El Partido Democrático se equipara a los partidos liberales. Como partido de izquierda


debe sostener principios y valores liberales, en términos del «liberalismo de los
derechos», pero no en otras áreas, porque eso no es creíble. No es ya del liberalismo de
izquierda, sino de una izquierda que ha aceptado la idea de privatización del Estado y ha
roto la conexión sentimental con los sectores populares. La pretensión de la izquierda
reformista y democrática no era el liberalismo «a secas», sino unificar demandas de los
sectores medios y las clases populares bajo la idea de igualdad, respetando y ampliando,
claro, las libertades y los derechos de la ciudadanía. A esto se agrega otra dimensión: es
un partido con votantes, pero con escasos contenidos. Su conexión con los barrios
populares es escasa, pero su apelación al triunfo es permanente (‘lo que importa es
ganar’).
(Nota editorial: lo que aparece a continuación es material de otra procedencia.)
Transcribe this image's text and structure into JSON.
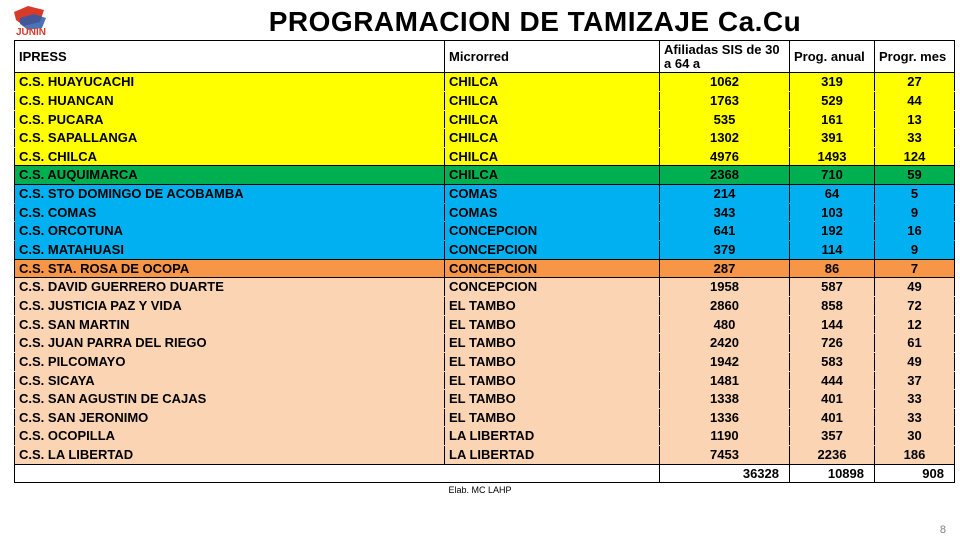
{
  "title": "PROGRAMACION DE TAMIZAJE Ca.Cu",
  "headers": {
    "ipress": "IPRESS",
    "microrred": "Microrred",
    "afiliadas": "Afiliadas SIS de 30  a 64 a",
    "anual": "Prog. anual",
    "mes": "Progr. mes"
  },
  "rows": [
    {
      "group": 0,
      "ipress": "C.S. HUAYUCACHI",
      "microrred": "CHILCA",
      "afil": "1062",
      "anual": "319",
      "mes": "27"
    },
    {
      "group": 0,
      "ipress": "C.S. HUANCAN",
      "microrred": "CHILCA",
      "afil": "1763",
      "anual": "529",
      "mes": "44"
    },
    {
      "group": 0,
      "ipress": "C.S. PUCARA",
      "microrred": "CHILCA",
      "afil": "535",
      "anual": "161",
      "mes": "13"
    },
    {
      "group": 0,
      "ipress": "C.S. SAPALLANGA",
      "microrred": "CHILCA",
      "afil": "1302",
      "anual": "391",
      "mes": "33"
    },
    {
      "group": 0,
      "ipress": "C.S. CHILCA",
      "microrred": "CHILCA",
      "afil": "4976",
      "anual": "1493",
      "mes": "124"
    },
    {
      "group": 1,
      "ipress": "C.S. AUQUIMARCA",
      "microrred": "CHILCA",
      "afil": "2368",
      "anual": "710",
      "mes": "59"
    },
    {
      "group": 2,
      "ipress": "C.S. STO DOMINGO DE ACOBAMBA",
      "microrred": "COMAS",
      "afil": "214",
      "anual": "64",
      "mes": "5"
    },
    {
      "group": 2,
      "ipress": "C.S. COMAS",
      "microrred": "COMAS",
      "afil": "343",
      "anual": "103",
      "mes": "9"
    },
    {
      "group": 2,
      "ipress": "C.S. ORCOTUNA",
      "microrred": "CONCEPCION",
      "afil": "641",
      "anual": "192",
      "mes": "16"
    },
    {
      "group": 2,
      "ipress": "C.S. MATAHUASI",
      "microrred": "CONCEPCION",
      "afil": "379",
      "anual": "114",
      "mes": "9"
    },
    {
      "group": 3,
      "ipress": "C.S. STA. ROSA DE OCOPA",
      "microrred": "CONCEPCION",
      "afil": "287",
      "anual": "86",
      "mes": "7"
    },
    {
      "group": 4,
      "ipress": "C.S. DAVID GUERRERO DUARTE",
      "microrred": "CONCEPCION",
      "afil": "1958",
      "anual": "587",
      "mes": "49"
    },
    {
      "group": 4,
      "ipress": "C.S. JUSTICIA PAZ Y VIDA",
      "microrred": "EL TAMBO",
      "afil": "2860",
      "anual": "858",
      "mes": "72"
    },
    {
      "group": 4,
      "ipress": "C.S. SAN MARTIN",
      "microrred": "EL TAMBO",
      "afil": "480",
      "anual": "144",
      "mes": "12"
    },
    {
      "group": 4,
      "ipress": "C.S. JUAN PARRA DEL RIEGO",
      "microrred": "EL TAMBO",
      "afil": "2420",
      "anual": "726",
      "mes": "61"
    },
    {
      "group": 4,
      "ipress": "C.S. PILCOMAYO",
      "microrred": "EL TAMBO",
      "afil": "1942",
      "anual": "583",
      "mes": "49"
    },
    {
      "group": 4,
      "ipress": "C.S. SICAYA",
      "microrred": "EL TAMBO",
      "afil": "1481",
      "anual": "444",
      "mes": "37"
    },
    {
      "group": 4,
      "ipress": "C.S. SAN AGUSTIN DE CAJAS",
      "microrred": "EL TAMBO",
      "afil": "1338",
      "anual": "401",
      "mes": "33"
    },
    {
      "group": 4,
      "ipress": "C.S. SAN JERONIMO",
      "microrred": "EL TAMBO",
      "afil": "1336",
      "anual": "401",
      "mes": "33"
    },
    {
      "group": 4,
      "ipress": "C.S. OCOPILLA",
      "microrred": "LA LIBERTAD",
      "afil": "1190",
      "anual": "357",
      "mes": "30"
    },
    {
      "group": 4,
      "ipress": "C.S. LA LIBERTAD",
      "microrred": "LA LIBERTAD",
      "afil": "7453",
      "anual": "2236",
      "mes": "186"
    }
  ],
  "totals": {
    "afil": "36328",
    "anual": "10898",
    "mes": "908"
  },
  "group_colors": {
    "0": "#ffff00",
    "1": "#00b050",
    "2": "#00b0f0",
    "3": "#f79646",
    "4": "#fbd4b4"
  },
  "footer": "Elab. MC LAHP",
  "slide_number": "8"
}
El problema es que los partidos no solo tienen como naturaleza su vocación de
triunfar, sino motivaciones políticas que son las que pueden llevarlos a la victoria. Esas
motivaciones no son claras. Por eso el Partido Democrático tiene votos, pero no tiene
vida política. Si la izquierda no recupera la democracia social, no tendrá sentido que
exista. Meloni y la extrema derecha están cambiando el rostro de Europa.
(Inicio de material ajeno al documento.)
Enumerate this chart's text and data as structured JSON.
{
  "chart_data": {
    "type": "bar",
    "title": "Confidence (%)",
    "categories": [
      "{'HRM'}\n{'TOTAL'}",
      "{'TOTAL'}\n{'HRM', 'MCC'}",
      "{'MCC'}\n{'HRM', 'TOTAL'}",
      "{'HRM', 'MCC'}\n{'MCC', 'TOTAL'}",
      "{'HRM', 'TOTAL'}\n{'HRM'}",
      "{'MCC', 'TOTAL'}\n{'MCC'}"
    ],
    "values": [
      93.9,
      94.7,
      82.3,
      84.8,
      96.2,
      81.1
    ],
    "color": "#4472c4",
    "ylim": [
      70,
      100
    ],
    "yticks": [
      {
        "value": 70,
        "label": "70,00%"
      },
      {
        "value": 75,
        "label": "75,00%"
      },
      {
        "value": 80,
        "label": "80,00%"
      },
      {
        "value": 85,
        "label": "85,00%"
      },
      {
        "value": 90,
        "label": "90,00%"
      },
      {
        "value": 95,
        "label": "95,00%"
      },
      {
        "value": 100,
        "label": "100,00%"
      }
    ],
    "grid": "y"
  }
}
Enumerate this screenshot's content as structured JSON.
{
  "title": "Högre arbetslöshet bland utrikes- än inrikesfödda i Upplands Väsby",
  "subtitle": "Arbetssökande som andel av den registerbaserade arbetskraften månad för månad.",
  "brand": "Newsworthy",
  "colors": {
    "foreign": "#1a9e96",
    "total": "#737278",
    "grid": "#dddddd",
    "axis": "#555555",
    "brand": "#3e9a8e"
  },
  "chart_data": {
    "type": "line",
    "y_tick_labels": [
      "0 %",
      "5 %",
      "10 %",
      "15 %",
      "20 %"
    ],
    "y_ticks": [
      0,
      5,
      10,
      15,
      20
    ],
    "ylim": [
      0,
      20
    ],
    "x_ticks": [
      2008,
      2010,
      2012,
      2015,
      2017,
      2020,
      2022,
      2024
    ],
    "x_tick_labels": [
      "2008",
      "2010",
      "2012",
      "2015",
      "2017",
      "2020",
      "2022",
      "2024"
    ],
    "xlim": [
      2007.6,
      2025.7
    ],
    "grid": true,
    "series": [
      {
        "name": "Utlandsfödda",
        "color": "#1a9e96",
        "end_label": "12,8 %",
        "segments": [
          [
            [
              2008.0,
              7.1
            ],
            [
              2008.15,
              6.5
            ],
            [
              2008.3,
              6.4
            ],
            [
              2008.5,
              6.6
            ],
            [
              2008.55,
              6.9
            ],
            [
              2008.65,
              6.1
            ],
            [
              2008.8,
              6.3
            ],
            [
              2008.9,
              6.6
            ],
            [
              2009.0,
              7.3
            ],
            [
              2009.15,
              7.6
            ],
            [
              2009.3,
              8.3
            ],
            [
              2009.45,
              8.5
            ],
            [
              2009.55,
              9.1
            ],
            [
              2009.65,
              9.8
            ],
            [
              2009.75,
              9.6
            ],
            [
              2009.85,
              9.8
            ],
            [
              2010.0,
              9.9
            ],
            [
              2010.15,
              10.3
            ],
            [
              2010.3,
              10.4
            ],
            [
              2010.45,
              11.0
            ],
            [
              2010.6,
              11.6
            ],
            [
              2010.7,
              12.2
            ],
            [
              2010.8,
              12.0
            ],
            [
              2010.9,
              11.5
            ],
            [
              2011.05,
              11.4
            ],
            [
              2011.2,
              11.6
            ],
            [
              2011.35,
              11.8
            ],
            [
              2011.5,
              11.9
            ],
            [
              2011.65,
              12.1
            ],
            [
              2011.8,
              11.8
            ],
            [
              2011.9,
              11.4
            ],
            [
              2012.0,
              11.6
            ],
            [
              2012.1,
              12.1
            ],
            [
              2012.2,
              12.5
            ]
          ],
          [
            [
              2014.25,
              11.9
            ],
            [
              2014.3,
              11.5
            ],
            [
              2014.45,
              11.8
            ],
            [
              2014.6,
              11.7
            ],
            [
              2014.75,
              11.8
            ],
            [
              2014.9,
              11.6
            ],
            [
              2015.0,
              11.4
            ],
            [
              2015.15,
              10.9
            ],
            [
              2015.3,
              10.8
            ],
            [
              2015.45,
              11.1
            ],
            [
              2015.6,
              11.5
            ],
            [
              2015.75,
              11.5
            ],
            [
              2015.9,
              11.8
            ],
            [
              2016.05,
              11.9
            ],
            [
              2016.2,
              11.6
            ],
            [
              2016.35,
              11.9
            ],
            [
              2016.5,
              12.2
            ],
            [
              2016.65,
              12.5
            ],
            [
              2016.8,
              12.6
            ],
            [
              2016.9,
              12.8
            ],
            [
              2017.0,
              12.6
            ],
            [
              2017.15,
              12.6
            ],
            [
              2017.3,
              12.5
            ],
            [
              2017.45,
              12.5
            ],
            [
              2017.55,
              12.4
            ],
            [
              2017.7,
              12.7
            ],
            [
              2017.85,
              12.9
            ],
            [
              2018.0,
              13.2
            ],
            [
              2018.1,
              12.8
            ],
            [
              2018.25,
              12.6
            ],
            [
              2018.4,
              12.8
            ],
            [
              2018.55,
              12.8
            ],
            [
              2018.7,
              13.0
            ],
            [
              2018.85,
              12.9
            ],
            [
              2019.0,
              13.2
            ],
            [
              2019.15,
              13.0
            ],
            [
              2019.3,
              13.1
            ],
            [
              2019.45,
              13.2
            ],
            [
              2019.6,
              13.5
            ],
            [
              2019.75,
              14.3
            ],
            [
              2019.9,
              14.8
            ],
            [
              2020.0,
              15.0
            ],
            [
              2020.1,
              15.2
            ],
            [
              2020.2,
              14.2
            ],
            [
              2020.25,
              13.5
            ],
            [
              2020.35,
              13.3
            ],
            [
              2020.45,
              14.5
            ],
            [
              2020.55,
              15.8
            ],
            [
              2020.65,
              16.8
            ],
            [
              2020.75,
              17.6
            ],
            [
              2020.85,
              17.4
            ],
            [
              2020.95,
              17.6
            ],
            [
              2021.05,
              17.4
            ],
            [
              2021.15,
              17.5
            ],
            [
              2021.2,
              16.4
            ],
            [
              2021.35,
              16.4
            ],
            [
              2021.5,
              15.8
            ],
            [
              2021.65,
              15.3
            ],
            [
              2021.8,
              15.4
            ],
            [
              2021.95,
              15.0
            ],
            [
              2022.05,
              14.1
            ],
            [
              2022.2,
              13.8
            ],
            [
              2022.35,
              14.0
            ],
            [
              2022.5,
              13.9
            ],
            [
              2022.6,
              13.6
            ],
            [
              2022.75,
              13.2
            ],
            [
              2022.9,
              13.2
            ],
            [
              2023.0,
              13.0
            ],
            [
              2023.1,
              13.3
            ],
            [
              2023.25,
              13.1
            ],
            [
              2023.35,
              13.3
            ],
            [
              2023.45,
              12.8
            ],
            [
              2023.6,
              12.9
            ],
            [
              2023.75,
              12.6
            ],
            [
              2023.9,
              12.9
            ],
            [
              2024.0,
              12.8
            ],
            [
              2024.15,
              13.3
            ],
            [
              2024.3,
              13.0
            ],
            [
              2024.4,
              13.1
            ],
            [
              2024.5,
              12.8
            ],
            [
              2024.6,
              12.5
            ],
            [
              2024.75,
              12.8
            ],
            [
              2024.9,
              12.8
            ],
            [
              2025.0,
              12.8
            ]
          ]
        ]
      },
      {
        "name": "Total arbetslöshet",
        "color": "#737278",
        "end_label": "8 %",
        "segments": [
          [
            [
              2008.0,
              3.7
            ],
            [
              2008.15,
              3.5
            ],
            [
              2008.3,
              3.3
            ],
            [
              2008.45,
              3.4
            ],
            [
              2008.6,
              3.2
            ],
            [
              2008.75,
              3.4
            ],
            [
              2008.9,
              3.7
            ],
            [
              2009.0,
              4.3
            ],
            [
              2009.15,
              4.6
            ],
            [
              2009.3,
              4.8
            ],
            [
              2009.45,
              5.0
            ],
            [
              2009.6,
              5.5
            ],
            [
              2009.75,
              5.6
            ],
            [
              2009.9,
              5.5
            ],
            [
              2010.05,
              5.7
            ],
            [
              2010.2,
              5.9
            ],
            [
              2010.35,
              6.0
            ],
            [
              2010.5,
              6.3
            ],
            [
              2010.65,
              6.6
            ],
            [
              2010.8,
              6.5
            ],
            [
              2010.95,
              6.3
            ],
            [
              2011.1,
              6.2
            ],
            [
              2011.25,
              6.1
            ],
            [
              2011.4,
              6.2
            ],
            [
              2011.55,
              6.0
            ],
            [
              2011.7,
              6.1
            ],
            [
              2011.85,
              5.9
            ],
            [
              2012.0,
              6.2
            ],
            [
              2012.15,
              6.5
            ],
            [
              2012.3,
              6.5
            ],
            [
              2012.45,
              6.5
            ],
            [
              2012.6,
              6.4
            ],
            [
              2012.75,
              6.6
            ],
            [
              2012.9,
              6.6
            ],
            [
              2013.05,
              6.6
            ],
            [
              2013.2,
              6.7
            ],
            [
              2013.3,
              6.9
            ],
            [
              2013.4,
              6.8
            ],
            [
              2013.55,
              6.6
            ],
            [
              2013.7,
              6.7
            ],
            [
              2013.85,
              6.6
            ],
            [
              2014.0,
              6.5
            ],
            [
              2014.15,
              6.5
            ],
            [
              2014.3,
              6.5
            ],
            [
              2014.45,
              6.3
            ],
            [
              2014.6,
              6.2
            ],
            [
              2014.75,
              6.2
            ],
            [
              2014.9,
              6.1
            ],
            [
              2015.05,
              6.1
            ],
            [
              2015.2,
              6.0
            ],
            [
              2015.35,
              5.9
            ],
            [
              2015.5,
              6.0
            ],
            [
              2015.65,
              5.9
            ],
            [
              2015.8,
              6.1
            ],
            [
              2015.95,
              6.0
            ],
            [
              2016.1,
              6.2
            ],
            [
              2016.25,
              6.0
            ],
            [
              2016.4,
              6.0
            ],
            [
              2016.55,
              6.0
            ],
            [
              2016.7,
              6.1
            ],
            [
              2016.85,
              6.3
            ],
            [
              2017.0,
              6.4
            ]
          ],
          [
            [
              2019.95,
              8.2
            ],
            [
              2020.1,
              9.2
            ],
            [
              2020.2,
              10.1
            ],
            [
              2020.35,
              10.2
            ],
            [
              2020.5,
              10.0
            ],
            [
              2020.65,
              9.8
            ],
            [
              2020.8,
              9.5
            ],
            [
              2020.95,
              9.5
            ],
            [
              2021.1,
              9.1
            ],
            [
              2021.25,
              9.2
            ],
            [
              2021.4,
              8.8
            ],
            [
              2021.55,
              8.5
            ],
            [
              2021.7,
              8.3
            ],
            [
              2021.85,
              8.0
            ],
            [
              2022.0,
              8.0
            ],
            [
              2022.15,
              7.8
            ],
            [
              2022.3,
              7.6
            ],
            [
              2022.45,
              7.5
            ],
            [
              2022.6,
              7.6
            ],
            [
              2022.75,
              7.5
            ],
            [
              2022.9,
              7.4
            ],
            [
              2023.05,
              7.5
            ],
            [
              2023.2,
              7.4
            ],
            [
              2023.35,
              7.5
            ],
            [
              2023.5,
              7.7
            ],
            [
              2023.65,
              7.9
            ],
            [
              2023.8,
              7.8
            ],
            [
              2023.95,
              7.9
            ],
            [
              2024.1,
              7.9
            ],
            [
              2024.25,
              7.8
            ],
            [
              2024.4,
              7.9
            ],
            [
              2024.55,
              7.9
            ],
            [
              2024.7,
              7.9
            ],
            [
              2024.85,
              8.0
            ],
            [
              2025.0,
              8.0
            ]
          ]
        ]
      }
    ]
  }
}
Bobbio escribió Derecha e izquierda cuando neoliberalismo y democracia minimalista


estaban en pleno desarrollo. Eran tiempos de desmantelamiento de la democracia social,
en que los partidos perdían su rol mediador, y se pregonaba el triunfo total de la
sociedad de mercado y del modelo de consumo. La democracia sustentada en partidos
fuertes y organizados perdía peso, Bobbio planteó una idea fundamental: la igualdad
debía seguir siendo la «estrella polar» de la izquierda. Lo decía en tiempos en que se
rompía el compromiso entre capital y trabajo, y la democracia se volvía minimalista:
todos aspiraban, meramente, a la «gobernabilidad». Como socialista democrático, al
afirmar que la igualdad debía ser el eje de la izquierda, no quería poner en tensión la
libertad: para Bobbio, igualdad implica extensión y ampliación de la libertad, entendida
como ‘no dominación’. Quienes detentan poder, sobre todo económico, no se interesan
en la igualdad. Ellos ya son iguales entre sí: iguales entre «los pocos». A «los muchos»,
en cambio, la igualdad nos importa porque carecemos de poder: solo tenemos el del
Estado para tratarnos como iguales, para darnos un estatuto de defensa ante la ley.

¿Cuál es la igualdad que nos importa, como personas de izquierda? No una que
uniformiza, sino una conflictiva. No una igualdad impuesta desde el Estado, sino que
asuma la pluralidad social y el conflicto. En la tradición de Maquiavelo, y de Piero
Gobetti, “el conflicto es una palanca de libertad”. Es el alma de la política y es necesaria
para la democracia. Es por ello que los partidos, las ideas políticas, las alternativas
importan. Las grandes movilizaciones y levantamientos populares expresan esa
necesidad del conflicto, pero no llegan a producirlo por la carencia de las estructuras
que le dan sentido político real a ese conflicto. Hoy, una tradición de izquierda
democrática y reformista tiene que pensar sobre esos ejes: la importancia de los actores
colectivos como sindicatos, partidos, asociaciones sociales. Necesitamos instituciones
mediadoras, formas de agregación de solidaridad entre personas que tienen algo en
común que defender o por qué luchar. La asociación, la organización, el conflicto y la
contestación constituyen fundamentos de una democracia abierta. Y hoy la democracia
está cerrada porque carecemos de esa dimensión, de ese horizonte en el que, como decía
Bobbio, seamos conscientes de que hay posibilidad de hacer las cosas de otra forma.
Advertir esa posibilidad ya sería, para la izquierda, un enorme progreso.